Tuesday, March 31, 2015

Morning Departure (1950)

The 1950 British production Morning Departure (released in the US under the excruciating title Operation Disaster) is a  submarine movie but it’s not a war movie. It all takes place during peacetime but it is in my humble opinion the best submarine movie ever made.

The submarine HMS Trojan leaves port early in the morning to take part in a routine exercise. The crew know that they will be home in time for tea. Or at least that’s what they think. What they haven’t counted on is an old wartime mine. The mine explodes and the Trojan sinks in 90 feet of water.

Twelve men survive, trapped in the stricken submarine. There are ways of escaping from a submarine in such circumstances but this turns out to be not so easy as might have been hoped. The submarine has been located and a full-scale rescue operation is mounted. The prospects for the survivors are by no means hopeless, as long as the weather holds and as long as nothing goes wrong with the rescue operation. The weather however may not hold. This will be a race against time.

This is a very British movie. It’s certainly not an action movie. What it lacks in action it more than makes up for in suspense and human drama.

John Mills plays the Trojan’s captain, Lieutenant Commander Armstrong. John Mills seemed to pop up in most British submarine movies, possibly because he was simply so good at playing brave but sympathetic officers.

Richard Attenborough shares top billing, playing Stoker Snipe. Snipe is a submariner who suffers from claustrophobia. It’s the sort of part Attenborough was particularly good at - playing a man who must confront his fears. Nigel Patrick is the Trojan’s First Lieutenant, Lieutenant Manson, a man whose naval career once seemed very bright but has now turned to a kind of melancholy disappointment. James Hayter as Able Seaman Higgins provides some comic relief (which is luckily handled well and not overdone). Bernard Lee (another specialist in naval officer and similar roles) is Commander Gates, in charge of the rescue operation. Look out for Kenneth More in a small part.

While this is not a war movie it did require some moderately ambitious underwater sequences and while it’s not a lavish production it certainly never looks cheap.

While there’s plenty of suspense this is really a character-driven movie. The survivors discover things about themselves, both good and bad. Some react surprisingly well to the crisis while others find that the situation pushes them to the limits and possibly beyond. They are brave men but even the bravest of men can only stand so much.

The always reliable Roy Ward Baker does a fine job as director. The movie was based on a stage play and this combined with the confined setting could have resulted in an excessively talky and static film. It is of course intentionally and necessarily claustrophobic but it never becomes dull.

Shortly before the movie was released there was a real-life British submarine disaster, the loss of HMS Truculent. Consideration was given to withdrawing the movie but it was decided (rightly) to release it as a tribute to the submariners of the Royal Navy.

VCI’s Region 1 DVD offers a very pleasing transfer, with no extras.
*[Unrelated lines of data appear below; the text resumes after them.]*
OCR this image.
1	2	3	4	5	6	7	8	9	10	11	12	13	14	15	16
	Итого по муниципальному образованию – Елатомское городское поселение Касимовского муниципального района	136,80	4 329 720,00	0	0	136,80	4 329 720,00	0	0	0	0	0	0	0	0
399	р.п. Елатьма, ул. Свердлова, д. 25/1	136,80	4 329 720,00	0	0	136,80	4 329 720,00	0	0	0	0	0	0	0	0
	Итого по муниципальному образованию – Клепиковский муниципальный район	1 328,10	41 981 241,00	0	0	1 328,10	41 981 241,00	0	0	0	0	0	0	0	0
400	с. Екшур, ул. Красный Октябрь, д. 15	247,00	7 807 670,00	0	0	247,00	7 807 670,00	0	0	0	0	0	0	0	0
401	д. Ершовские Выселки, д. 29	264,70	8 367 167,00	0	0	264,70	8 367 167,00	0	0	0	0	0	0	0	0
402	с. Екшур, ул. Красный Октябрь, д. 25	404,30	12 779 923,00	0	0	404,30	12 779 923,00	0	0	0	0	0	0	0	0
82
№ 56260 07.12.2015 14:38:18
There is a Region 2 DVD, which I haven’t seen.

Morning Departure is typically low-key in a typically British sort of way. Men do heroic things but they don’t make a song and dance about it. They deal with a terrifying situation as best they can. They are frightened but they do their best to face their fears. Some succeed better than others. There are times when it looks like someone is going to let the side down. They are men, not machines. They struggle to overcome their fears but the actors don’t have to emote all over the decks to convey these inner struggles. Richard Attenborough gets a bit edgy, as he usually did, but he doesn’t overdo it. He knows how far to go. This is a well-made well-written film about men who may be facing death and it makes its points quietly and effectively. Highly recommended.